Your doctor can investigate common causes of referred pain, such as migraines or sinusitis, or less common causes, such as issues with your heart, lungs or other internal organs. This investigative work can begin with a referred tooth pain chart. This chart shows which areas of the face may hurt due to an issue elsewhere in the body.
Although your tooth pain may not be due to dental cavities, you should continue your thorough oral care routine. This includes brushing twice daily with a fluoride paste, interdental cleaning once daily (with floss, a water flosser or another interdental device) and rinsing with mouthwash to provide extra freshness or protection for your teeth and gums.
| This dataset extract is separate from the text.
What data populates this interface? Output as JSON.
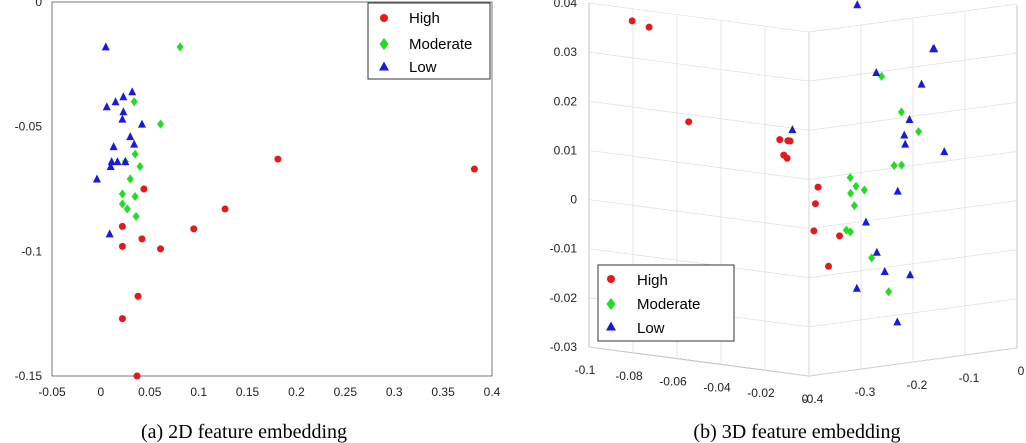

A toothache isn’t something you can afford to ignore. If you have a painful tooth and are not sure of its cause, visit your dental professional right away. While it’s essential to be in tune with your body’s aches and pains, this type of investigative work usually requires a professional.
This article is intended to promote understanding of and knowledge about general oral health topics. It is not intended to be a substitute for professional advice, diagnosis or treatment. Always seek the advice of your dentist or other qualified healthcare provider with any questions you may have regarding a medical condition or treatment.